儒家が政界を独占するのは宋代になってからだが、宋帝国を最終的に滅ぼしたモンゴル帝国に仕えた、耶律楚材は言った。
常曰:「興一利不如除一害,生一事不如省一事。任尚以班超之言為平平耳,千古之下,自有定論。後之負譴者,方知吾言之不妄也。」
いつも言っていた。「利益のあることを一つ始めるより、害のあることを取り除く方がよい。何かを始めるよりも、済んだことを反省する方がよい。確かに”虎穴に入らずんば虎児を得ず”と班超は言ったが、ごく常識的な教訓には及ばず、太古の昔から、常識というのは変わらない。もし失敗を非難される者がいるなら、我が輩の言葉が嘘で無かったと知るだろうよ。」(『元史』耶律楚材伝)
班超の故事など、契丹知識人である楚材の漢籍の教養が伺えるが、中庸の概念はこのようなものだと、中国周辺諸国の学界・官界にまで理解されるに至った。あるいは、信じられないようなモンゴル帝国の勃興を見て、しょせん予知など出来るものか、と諦めたのだろう。
世界史上、モンゴル帝国に支配された地域は、それまで高度な文明を誇っていた地域でも、ほぼ例外なく野蛮化している。テムジンが敗戦で部衆のほとんどを失って泥水をすすったとき、平原でも中華でも、当時の君公の誰一人、後のチンギスハンを予測した者はいない。
政治家は自分が天秤の差配をしながら、自分もより大きな天秤の片方に乗っている。痛い目に遭ってそれを知ったとき、二度と変わったことをするものか、と決意する。ゆえに新たなことを始めるには、「託古改正」=昔にかこつけて過去にもあった、と言い張る必要が出来た。

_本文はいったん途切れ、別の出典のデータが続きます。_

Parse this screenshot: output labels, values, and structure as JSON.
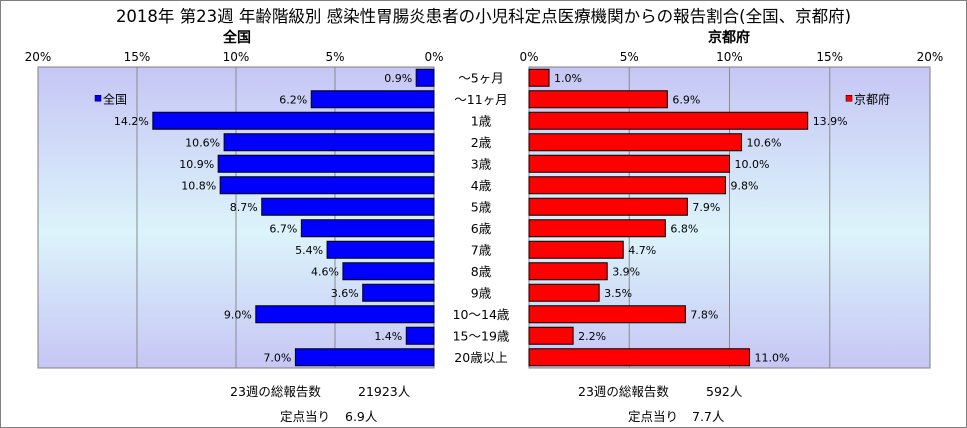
{
  "title": "2018年 第23週 年齢階級別 感染性胃腸炎患者の小児科定点医療機関からの報告割合(全国、京都府)",
  "chart_data": {
    "type": "bar",
    "orientation": "horizontal",
    "categories": [
      "～5ヶ月",
      "～11ヶ月",
      "1歳",
      "2歳",
      "3歳",
      "4歳",
      "5歳",
      "6歳",
      "7歳",
      "8歳",
      "9歳",
      "10～14歳",
      "15～19歳",
      "20歳以上"
    ],
    "xlim": [
      0,
      20
    ],
    "ticks": [
      "0%",
      "5%",
      "10%",
      "15%",
      "20%"
    ],
    "series": [
      {
        "name": "全国",
        "panel_title": "全国",
        "legend": "全国",
        "color": "#0000ff",
        "values": [
          0.9,
          6.2,
          14.2,
          10.6,
          10.9,
          10.8,
          8.7,
          6.7,
          5.4,
          4.6,
          3.6,
          9.0,
          1.4,
          7.0
        ],
        "labels": [
          "0.9%",
          "6.2%",
          "14.2%",
          "10.6%",
          "10.9%",
          "10.8%",
          "8.7%",
          "6.7%",
          "5.4%",
          "4.6%",
          "3.6%",
          "9.0%",
          "1.4%",
          "7.0%"
        ]
      },
      {
        "name": "京都府",
        "panel_title": "京都府",
        "legend": "京都府",
        "color": "#ff0000",
        "values": [
          1.0,
          6.9,
          13.9,
          10.6,
          10.0,
          9.8,
          7.9,
          6.8,
          4.7,
          3.9,
          3.5,
          7.8,
          2.2,
          11.0
        ],
        "labels": [
          "1.0%",
          "6.9%",
          "13.9%",
          "10.6%",
          "10.0%",
          "9.8%",
          "7.9%",
          "6.8%",
          "4.7%",
          "3.9%",
          "3.5%",
          "7.8%",
          "2.2%",
          "11.0%"
        ]
      }
    ],
    "grid": true
  },
  "stats": {
    "national": {
      "total_label": "23週の総報告数",
      "total_value": "21923人",
      "per_label": "定点当り",
      "per_value": "6.9人"
    },
    "kyoto": {
      "total_label": "23週の総報告数",
      "total_value": "592人",
      "per_label": "定点当り",
      "per_value": "7.7人"
    }
  }
}
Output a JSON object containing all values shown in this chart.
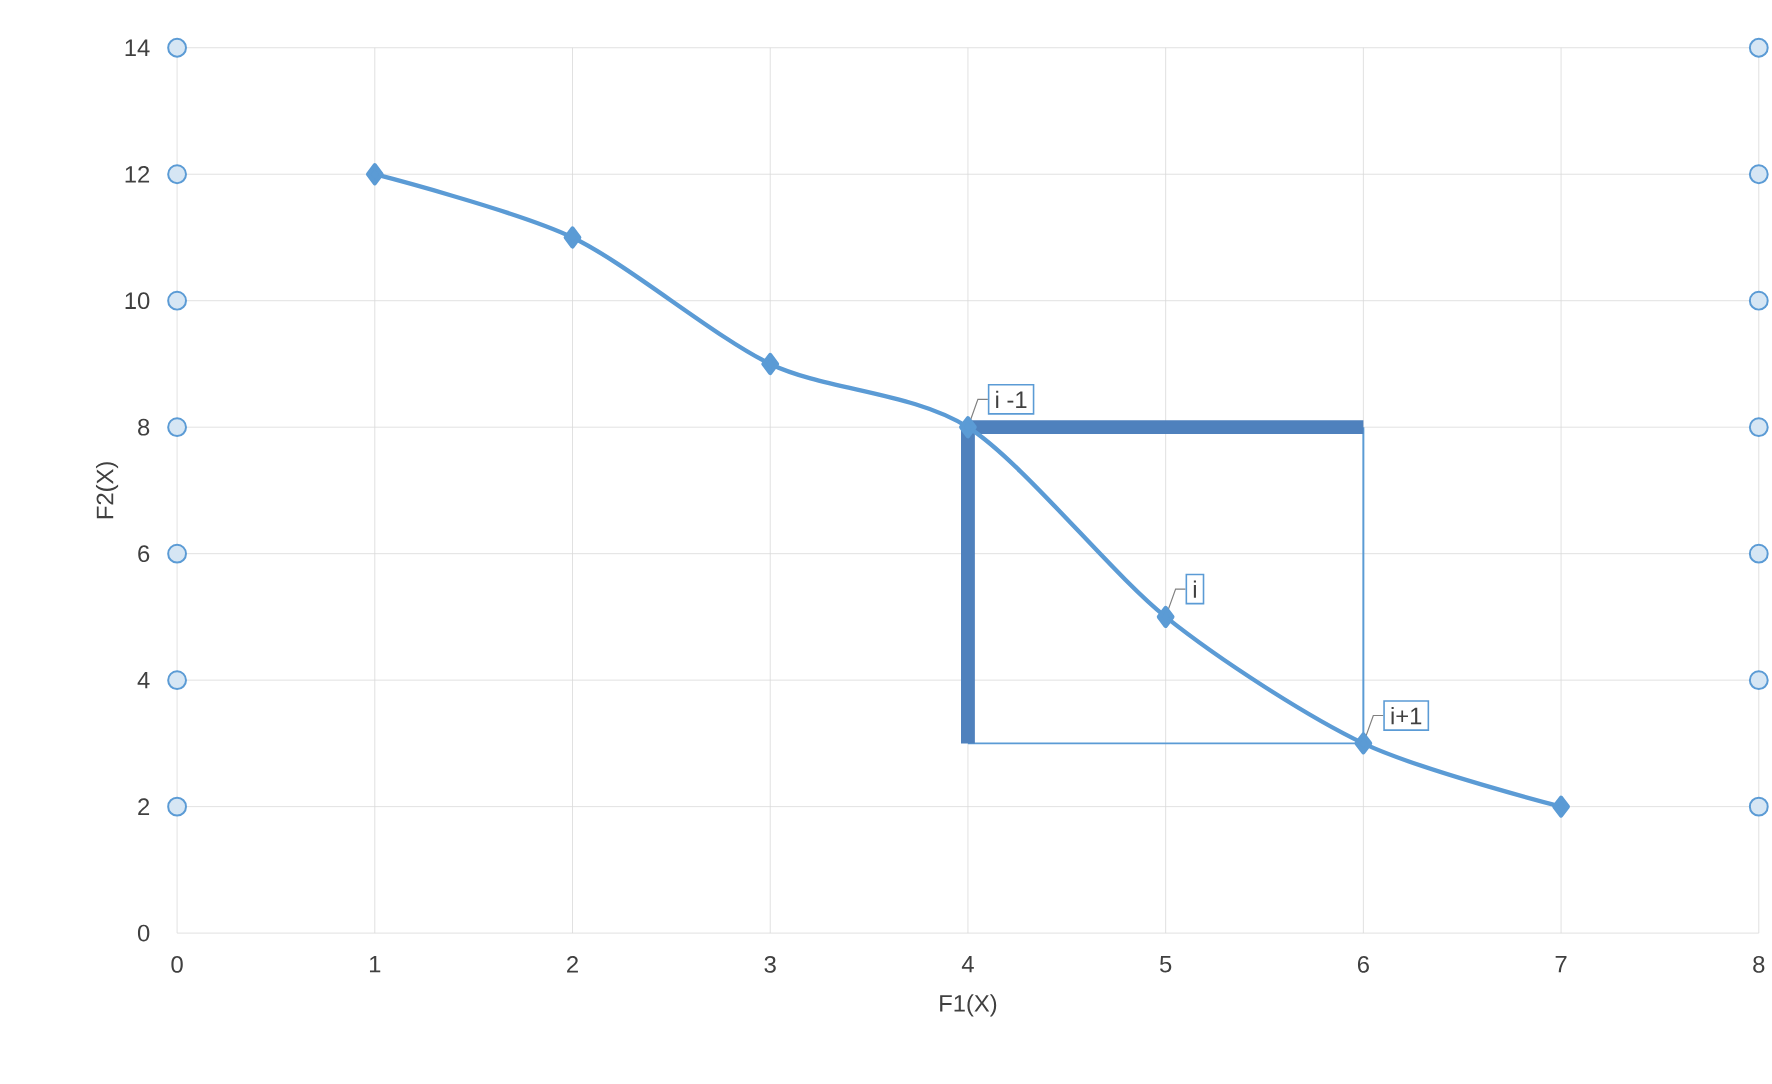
{
  "chart_data": {
    "type": "line",
    "xlabel": "F1(X)",
    "ylabel": "F2(X)",
    "xlim": [
      0,
      8
    ],
    "ylim": [
      0,
      14
    ],
    "xticks": [
      0,
      1,
      2,
      3,
      4,
      5,
      6,
      7,
      8
    ],
    "yticks": [
      0,
      2,
      4,
      6,
      8,
      10,
      12,
      14
    ],
    "grid": true,
    "series": [
      {
        "color": "#5b9bd5",
        "marker": "diamond",
        "x": [
          1,
          2,
          3,
          4,
          5,
          6,
          7
        ],
        "values": [
          12,
          11,
          9,
          8,
          5,
          3,
          2
        ]
      },
      {
        "type": "scatter",
        "color": "#5b9bd5",
        "marker": "circle",
        "x": [
          0,
          0,
          0,
          0,
          0,
          0,
          0,
          8,
          8,
          8,
          8,
          8,
          8,
          8
        ],
        "values": [
          2,
          4,
          6,
          8,
          10,
          12,
          14,
          2,
          4,
          6,
          8,
          10,
          12,
          14
        ]
      },
      {
        "color": "#5b9bd5",
        "marker": "none",
        "x": [
          6,
          6,
          4
        ],
        "values": [
          8,
          3,
          3
        ]
      },
      {
        "color": "#4f81bd",
        "marker": "none",
        "x": [
          4,
          4
        ],
        "values": [
          3,
          8
        ]
      },
      {
        "color": "#4f81bd",
        "marker": "none",
        "x": [
          4,
          6
        ],
        "values": [
          8,
          8
        ]
      }
    ],
    "annotations": [
      {
        "text": "i -1",
        "x": 4,
        "y": 8
      },
      {
        "text": "i",
        "x": 5,
        "y": 5
      },
      {
        "text": "i+1",
        "x": 6,
        "y": 3
      }
    ]
  }
}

結局「私は中庸を知りません」と、どの儒者官僚も言うことが出来なかった。そうした者が政治に携わったのだが、政治とは利益分配に他ならず、それはある者の利権を諦めさせることでもある。不利になる者は必死に抵抗するから、だから権力には暴カ装置が要るのだ。
ゆえに暴カ装置が働いている、あるいは不利が辛抱の範囲内にあるうちは、中国の王朝は倒れない。それはひとえに偶然で、儒者が中庸を知っているからではない。中庸の派生形に「等しからざるを憂う」があるが、儒者は自分の賄賂のためなら平気で不等を推し進めた。
それが積もり積もって、ある時庶民の辛抱の範囲を超える。そのような時かならず、王朝はシロアリ官僚に食い荒らされて財政危機に陥っており、潤沢な財政が無いと軍隊は維持できない。よって内乱は起こるは外寇はやられるはで、中国王朝は滅びることになる。
中国史に似たような事件ばかり繰り返し起こるのには、こうした事情が背景にある。だから中国の行方はある程度予知が可能で、金がある限りは政権は続く。戦争も仕掛ける。ただし中国にまともな統計は存在しないから、何かが起きる時期を知ることは難しい。
諸外国の対中貿易の合計から分かることもあるらしいが、それらも果たしてまともかどうか。